I was not a teen mother. However, I did marry young. I married my high school sweetheart at 19. We did not have kids right away, but when we had them they came in fairly quick succession. I had my oldest daughter when I was 22. I learned the hard way that you can become pregnant while nursing. It was probably the first time that my (then) husband and I had sex after Andi's birth that I got pregnant with Olivia. My daughters are eleven months and 27 days apart. So I ended up raising two babies at the same time. I jokingly refer to them as the twins born elevenish months apart.
This did put a strain on my marriage, but to Rick's and my credit, we did try to work it out. We had something of a honeymoon period when I got pregnant with our son, probably on Valentine's day of 1989. Jason was born prematurely on October 11, 1989. Rick and I were 25 years old, and our finances were demolished by Jay's and my medical bills. Essentially, this was the death knell for our marriage as well, but we tried to make it work for another five years.

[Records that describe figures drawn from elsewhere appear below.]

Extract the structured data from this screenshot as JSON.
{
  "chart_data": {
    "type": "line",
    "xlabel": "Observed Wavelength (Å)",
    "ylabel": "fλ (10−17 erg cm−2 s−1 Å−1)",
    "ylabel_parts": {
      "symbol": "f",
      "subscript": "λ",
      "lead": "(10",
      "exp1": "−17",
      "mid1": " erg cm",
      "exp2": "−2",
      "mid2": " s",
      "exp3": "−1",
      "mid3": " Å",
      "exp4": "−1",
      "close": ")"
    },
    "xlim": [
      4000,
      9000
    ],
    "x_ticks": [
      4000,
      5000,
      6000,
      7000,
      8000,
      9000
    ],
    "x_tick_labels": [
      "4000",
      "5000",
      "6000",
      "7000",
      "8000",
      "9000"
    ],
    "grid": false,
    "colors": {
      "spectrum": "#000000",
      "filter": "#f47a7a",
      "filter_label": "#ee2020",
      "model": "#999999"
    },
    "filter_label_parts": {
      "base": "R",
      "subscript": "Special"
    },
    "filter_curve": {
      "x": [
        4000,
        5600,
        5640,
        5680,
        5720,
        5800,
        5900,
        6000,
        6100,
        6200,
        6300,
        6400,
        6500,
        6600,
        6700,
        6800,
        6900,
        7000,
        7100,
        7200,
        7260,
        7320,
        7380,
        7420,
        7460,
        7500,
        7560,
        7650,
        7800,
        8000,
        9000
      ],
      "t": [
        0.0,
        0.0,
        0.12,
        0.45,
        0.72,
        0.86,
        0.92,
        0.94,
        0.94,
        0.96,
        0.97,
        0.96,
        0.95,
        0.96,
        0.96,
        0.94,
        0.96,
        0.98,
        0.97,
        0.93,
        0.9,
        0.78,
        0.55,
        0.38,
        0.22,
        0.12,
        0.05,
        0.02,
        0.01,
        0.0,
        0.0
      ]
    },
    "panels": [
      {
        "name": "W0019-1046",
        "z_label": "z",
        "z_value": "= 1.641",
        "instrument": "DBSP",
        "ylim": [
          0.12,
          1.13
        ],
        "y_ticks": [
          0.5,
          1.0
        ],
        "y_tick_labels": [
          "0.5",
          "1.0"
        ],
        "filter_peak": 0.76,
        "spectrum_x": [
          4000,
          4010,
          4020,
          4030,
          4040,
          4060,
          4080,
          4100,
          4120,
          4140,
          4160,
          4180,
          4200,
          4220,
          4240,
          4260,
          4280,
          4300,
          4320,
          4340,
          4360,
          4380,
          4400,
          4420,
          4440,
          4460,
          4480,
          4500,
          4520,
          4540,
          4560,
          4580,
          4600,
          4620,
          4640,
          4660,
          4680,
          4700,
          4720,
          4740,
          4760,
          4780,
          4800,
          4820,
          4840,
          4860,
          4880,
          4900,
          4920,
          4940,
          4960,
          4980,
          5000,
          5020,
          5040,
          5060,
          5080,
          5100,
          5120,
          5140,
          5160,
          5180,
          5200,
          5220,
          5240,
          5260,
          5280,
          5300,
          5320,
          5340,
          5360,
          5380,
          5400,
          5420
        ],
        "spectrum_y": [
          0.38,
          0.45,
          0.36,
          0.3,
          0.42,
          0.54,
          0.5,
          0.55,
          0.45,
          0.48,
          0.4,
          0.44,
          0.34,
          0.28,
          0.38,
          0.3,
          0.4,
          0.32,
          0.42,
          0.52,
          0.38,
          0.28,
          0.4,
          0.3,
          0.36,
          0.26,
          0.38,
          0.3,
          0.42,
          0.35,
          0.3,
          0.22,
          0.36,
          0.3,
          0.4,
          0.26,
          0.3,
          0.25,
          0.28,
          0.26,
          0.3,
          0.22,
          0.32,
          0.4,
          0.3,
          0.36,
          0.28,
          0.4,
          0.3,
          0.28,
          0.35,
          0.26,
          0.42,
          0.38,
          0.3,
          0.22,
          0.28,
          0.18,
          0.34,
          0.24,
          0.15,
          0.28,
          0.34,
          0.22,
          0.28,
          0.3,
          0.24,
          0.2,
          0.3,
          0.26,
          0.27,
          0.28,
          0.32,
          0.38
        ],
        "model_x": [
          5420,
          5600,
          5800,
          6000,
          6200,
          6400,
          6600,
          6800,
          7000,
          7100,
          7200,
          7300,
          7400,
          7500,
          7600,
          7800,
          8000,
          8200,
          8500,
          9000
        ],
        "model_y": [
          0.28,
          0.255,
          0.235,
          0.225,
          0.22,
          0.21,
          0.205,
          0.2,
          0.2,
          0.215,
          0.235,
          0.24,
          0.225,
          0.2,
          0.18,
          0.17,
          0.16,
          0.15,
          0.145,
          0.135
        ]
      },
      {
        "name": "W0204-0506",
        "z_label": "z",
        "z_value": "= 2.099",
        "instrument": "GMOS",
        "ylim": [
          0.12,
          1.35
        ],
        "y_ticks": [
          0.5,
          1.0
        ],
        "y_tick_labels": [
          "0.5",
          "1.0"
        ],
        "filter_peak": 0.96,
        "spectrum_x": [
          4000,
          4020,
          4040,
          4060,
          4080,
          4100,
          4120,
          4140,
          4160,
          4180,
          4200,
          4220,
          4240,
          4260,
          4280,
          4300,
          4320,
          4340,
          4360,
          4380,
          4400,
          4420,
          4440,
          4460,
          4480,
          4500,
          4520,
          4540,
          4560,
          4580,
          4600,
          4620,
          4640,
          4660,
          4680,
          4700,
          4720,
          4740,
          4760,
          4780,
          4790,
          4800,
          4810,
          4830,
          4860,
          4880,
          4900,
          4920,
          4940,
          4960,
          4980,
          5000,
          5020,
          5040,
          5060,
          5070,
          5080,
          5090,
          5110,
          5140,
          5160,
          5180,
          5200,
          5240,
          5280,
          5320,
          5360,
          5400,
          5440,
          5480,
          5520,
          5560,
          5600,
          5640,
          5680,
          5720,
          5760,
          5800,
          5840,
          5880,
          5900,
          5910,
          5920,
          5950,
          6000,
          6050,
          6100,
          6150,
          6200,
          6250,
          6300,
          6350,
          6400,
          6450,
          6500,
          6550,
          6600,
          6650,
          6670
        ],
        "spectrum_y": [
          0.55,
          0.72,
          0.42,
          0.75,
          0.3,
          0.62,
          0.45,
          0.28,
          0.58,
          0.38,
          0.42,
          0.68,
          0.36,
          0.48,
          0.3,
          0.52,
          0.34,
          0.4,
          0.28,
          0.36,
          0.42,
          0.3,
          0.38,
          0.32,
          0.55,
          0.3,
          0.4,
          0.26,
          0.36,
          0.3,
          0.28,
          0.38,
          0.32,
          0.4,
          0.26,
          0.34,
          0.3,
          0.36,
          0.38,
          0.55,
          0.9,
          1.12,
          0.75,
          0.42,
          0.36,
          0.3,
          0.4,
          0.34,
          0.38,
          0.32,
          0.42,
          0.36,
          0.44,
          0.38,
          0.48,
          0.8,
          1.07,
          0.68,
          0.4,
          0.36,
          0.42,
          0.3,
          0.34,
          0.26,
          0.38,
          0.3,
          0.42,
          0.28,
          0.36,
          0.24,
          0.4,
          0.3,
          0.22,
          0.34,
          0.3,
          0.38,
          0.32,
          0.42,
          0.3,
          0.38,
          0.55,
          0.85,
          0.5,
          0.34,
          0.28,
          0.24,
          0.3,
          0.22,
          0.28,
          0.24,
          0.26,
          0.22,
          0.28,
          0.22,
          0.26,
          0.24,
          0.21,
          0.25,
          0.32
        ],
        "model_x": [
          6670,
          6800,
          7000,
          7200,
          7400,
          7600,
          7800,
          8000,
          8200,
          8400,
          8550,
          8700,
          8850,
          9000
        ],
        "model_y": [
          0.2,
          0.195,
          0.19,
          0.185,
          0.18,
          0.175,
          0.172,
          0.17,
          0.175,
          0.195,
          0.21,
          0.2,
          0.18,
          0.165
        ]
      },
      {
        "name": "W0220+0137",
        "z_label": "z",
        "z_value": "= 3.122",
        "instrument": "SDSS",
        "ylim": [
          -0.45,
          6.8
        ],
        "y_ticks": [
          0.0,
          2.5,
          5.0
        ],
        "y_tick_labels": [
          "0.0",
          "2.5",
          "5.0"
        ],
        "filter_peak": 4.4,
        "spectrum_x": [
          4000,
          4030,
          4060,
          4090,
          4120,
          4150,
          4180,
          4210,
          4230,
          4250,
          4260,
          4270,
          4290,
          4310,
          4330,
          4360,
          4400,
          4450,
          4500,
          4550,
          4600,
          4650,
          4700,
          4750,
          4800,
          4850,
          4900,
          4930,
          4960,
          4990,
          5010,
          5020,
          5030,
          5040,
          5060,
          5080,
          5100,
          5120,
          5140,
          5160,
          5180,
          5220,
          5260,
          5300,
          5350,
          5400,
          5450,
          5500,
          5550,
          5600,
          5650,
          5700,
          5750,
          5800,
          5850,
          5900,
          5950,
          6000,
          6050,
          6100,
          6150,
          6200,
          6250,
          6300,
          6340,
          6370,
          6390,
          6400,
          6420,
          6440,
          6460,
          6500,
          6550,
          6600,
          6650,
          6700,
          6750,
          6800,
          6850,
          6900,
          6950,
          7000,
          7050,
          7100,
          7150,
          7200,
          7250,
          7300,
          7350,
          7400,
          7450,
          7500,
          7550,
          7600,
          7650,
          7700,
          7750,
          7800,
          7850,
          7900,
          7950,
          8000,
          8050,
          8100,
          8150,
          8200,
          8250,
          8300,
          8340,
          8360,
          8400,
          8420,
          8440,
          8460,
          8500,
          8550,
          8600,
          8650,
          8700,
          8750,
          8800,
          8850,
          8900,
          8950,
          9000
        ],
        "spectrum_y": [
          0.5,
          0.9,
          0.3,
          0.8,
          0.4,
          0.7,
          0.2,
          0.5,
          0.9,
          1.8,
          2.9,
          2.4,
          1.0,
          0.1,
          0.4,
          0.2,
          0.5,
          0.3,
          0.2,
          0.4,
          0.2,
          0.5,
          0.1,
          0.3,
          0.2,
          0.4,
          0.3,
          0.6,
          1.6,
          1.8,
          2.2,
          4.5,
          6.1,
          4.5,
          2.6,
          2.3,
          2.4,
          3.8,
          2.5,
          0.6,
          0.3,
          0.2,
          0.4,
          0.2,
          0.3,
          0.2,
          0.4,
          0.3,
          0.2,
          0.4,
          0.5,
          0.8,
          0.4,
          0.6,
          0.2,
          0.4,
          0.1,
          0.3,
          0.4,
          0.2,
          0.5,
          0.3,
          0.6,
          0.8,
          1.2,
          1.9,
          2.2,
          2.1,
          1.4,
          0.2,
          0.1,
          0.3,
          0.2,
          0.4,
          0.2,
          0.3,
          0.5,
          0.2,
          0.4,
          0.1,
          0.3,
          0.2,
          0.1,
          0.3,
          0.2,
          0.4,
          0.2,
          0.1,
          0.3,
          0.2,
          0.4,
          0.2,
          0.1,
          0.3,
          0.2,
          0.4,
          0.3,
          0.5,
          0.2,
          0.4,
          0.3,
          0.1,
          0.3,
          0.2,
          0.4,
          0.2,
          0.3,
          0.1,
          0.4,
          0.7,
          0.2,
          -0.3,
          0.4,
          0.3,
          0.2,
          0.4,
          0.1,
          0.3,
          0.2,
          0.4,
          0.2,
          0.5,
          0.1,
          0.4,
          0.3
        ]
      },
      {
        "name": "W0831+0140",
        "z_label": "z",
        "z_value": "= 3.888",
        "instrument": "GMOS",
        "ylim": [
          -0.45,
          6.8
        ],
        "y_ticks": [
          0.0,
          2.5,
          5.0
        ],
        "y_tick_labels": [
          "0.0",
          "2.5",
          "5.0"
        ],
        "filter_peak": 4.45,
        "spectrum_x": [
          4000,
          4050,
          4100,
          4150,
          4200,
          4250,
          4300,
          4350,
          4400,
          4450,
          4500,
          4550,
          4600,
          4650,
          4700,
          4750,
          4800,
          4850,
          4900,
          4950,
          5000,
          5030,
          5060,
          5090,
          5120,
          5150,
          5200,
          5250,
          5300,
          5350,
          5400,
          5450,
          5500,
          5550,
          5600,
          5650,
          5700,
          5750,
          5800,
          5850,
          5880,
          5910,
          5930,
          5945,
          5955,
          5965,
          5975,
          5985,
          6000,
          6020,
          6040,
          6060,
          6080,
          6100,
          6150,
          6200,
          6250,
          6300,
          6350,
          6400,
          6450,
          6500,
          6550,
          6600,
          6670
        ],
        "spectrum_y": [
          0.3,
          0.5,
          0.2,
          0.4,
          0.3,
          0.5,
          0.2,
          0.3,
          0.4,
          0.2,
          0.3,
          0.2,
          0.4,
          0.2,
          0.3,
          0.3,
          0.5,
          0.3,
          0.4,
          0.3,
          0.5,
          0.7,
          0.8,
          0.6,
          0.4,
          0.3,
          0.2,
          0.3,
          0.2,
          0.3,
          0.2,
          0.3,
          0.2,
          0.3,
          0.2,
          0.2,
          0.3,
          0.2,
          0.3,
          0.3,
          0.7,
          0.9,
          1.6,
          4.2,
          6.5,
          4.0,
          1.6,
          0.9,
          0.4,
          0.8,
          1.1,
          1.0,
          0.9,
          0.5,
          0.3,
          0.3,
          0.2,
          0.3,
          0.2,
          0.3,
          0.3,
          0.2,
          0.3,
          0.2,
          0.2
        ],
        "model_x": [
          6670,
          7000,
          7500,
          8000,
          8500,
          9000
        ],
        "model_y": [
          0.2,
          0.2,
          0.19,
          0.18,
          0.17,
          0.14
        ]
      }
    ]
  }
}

Rick's and my breakup was as amicable as possible and not unexpected. But I felt like I had failed my family. Rick handled it better than I did. I went into a severe depression and am forever grateful for the times that my brother helped with his nieces and nephew. My son particularly benefited from my brother's kindness and support. I feel glad that my kids always had positive male role models in their lives, including my brother, my current husband, my dad, my uncles, cousins, and yes, my ex-husband too! Some single moms are not so lucky.
Having children, particularly so many in succession, is difficult enough on young adults--or perhaps on any adults not in a secure financial situation. The effects of teen pregnancy cannot be trivialized. It is difficult for everyone involved, particularly for the children. Most teenage parents break up, often the father does not remain involved in the child's life. I'm not saying that this is always the case, but it seems fairly prevalent.
My first husband and I will always treasure our children and thankfully we remained friends in spite of what frustrations we may have had with each other. But we were not properly prepared to have children even though we were adults. How can teenagers be expected to take on such a responsibility?
Although the Teen Mom show does NOT in fact glorify teen pregnancy, other forms of media (i.e. magazines and tabloids) do give these girls "15 minutes of fame," which I do not see as a positive thing. This, not the show itself, is what might encourage vulnerable girls to believe that they can gain the adulation they crave by getting pregnant.
15 minutes of fame is not worth a lifetime of struggle.
Children are precious. It is worth it to wait until one has one's own life in order to bring them into the world.